Industry Leaders Caution That AI Presents ‘Risk of Extinction’

Mitigating the risk of extinction due to AI must should be as much a global priority as pandemics and nuclear war, according to the non-profit Center for AI Safety, which this week released a warning that artificial intelligence systems may pose an existential threat to humanity. Among the more than 350 executives, researchers and engineers who signed the statement are the CEOs of three leading AI firms: OpenAI’s Sam Altman, Google DeepMind’s Demis Hassabis and Anthropic’s Dario Amodei. The statement comes as rapid advancements in large language models raise fears of societal disruption through job loss and widespread misinformation.

Microsoft CTO Kevin Scott and Stability AI CEO Emad Mostaque are also among the signatories of the one sentence statement, as are researchers Geoffrey Hinton and Yoshua Bengio, Turing Award-winners known as the “godfathers” of the current AI movement.

“Dan Hendrycks, the executive director of the Center for AI Safety, said in an interview that the open letter represented a ‘coming-out’ for some industry leaders who had expressed concerns — but only in private — about the risks of the technology they were developing,” writes The New York Times.

“There’s a very common misconception, even in the AI community, that there only are a handful of doomers,” he said. “But, in fact, many people privately would express concerns about these things.”

This latest statement follows a March warning signed by Elon Musk, Steve Wozniak and more than 1,100 others, published by the Future of Life Institute. It also comes on the heels of a May White House AI summit attended by Altman, Hassabis and Amodei to talk about potential AI regulation.

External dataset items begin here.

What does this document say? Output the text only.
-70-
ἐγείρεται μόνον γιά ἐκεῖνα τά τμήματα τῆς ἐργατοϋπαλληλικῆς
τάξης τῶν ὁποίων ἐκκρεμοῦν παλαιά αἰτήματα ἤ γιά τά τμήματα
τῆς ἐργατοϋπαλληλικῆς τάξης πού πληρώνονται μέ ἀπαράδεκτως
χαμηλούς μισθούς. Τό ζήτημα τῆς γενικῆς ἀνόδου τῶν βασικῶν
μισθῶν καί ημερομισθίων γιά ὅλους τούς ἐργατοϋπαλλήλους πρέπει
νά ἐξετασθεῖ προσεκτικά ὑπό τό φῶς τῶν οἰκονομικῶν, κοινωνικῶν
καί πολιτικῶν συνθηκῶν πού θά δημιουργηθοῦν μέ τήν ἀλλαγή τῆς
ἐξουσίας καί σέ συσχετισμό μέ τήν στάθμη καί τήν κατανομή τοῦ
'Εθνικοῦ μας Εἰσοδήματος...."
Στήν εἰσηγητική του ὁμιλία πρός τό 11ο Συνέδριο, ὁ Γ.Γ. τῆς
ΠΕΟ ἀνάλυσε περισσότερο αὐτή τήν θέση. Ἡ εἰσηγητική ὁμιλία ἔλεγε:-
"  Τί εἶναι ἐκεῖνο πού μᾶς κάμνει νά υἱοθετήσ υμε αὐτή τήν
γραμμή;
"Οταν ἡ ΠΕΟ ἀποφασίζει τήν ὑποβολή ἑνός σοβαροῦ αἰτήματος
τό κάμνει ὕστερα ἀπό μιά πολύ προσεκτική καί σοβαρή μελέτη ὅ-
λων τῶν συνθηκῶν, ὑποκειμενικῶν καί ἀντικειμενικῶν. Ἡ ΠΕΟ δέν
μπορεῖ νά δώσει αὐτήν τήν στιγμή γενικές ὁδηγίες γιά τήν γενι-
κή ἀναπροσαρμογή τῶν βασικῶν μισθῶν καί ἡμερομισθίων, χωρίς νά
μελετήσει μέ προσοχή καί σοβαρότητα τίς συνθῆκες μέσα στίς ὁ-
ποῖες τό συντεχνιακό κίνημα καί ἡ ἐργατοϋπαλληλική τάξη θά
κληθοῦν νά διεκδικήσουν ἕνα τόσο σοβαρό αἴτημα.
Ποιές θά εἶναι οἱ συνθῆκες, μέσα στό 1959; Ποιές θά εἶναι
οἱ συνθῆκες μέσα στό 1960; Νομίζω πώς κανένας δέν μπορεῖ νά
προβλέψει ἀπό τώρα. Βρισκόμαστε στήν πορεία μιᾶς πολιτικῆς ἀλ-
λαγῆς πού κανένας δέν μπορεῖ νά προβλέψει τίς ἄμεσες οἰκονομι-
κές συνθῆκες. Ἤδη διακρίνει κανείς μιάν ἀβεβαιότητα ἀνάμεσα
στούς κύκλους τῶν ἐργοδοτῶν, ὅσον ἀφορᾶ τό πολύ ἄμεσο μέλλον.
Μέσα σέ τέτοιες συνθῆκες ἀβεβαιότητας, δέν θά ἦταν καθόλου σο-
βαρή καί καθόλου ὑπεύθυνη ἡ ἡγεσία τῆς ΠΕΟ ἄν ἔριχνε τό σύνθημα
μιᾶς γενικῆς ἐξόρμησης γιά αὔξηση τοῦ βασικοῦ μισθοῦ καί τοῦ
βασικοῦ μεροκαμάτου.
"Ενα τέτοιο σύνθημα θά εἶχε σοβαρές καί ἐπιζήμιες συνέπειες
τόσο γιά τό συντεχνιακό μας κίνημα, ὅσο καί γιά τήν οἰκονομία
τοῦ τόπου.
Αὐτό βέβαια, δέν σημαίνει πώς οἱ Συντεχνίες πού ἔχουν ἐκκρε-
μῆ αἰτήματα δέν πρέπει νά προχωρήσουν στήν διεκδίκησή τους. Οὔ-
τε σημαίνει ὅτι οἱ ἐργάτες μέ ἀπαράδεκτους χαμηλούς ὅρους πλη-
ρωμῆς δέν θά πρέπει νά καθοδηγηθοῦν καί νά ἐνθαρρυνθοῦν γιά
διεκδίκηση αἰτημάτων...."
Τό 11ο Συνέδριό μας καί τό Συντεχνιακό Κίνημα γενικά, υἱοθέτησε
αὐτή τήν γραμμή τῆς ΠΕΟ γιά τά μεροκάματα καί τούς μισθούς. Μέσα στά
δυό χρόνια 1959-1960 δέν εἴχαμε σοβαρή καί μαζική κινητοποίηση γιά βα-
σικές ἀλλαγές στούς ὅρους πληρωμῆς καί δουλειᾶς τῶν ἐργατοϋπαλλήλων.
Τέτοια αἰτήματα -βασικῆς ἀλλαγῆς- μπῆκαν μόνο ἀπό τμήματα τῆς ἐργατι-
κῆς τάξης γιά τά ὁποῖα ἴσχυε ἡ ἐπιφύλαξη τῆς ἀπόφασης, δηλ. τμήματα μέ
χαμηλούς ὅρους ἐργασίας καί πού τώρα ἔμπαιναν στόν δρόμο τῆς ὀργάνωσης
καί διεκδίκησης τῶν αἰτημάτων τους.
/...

Altman warned senators in a subsequent hearing that the risks posed by advanced AI are serious and require government intervention. This month, the G7 nations called for global AI standards.

Wired reports that although “everyone wants to regulate AI, no one can agree how,” though there seems to be general consensus that “the idea is to keep the algorithms in the loyal-partner-to-humanity lane, with no access to the I-am-your-overlord lane,” fueled by an urgency that humankind isn’t “closing the barn door after the robotic horses have fled.”

The EU has been developing an AI Act, while U.S. lawmakers have been criticized for acting too slowly, although regulatory agencies have been attempting to pick up the slack, according to a March piece in The New York Times that says “by failing to establish such guardrails, policymakers are creating the conditions for a race to the bottom in irresponsible AI.”

Yesterday, TechCrunch noted that the EU “has used a transatlantic trade and technology talking shop to commit to moving fast and producing a draft Code of Conduct for artificial intelligence, working with U.S. counterparts and in the hope that governments in other regions — including Indonesia and India — will want to get involved.”

“What’s planned,” notes TechCrunch, “is a set of standards for applying AI to bridge the gap, ahead of legislation being passed to regulate uses of the tech in respective countries and regions around the world.”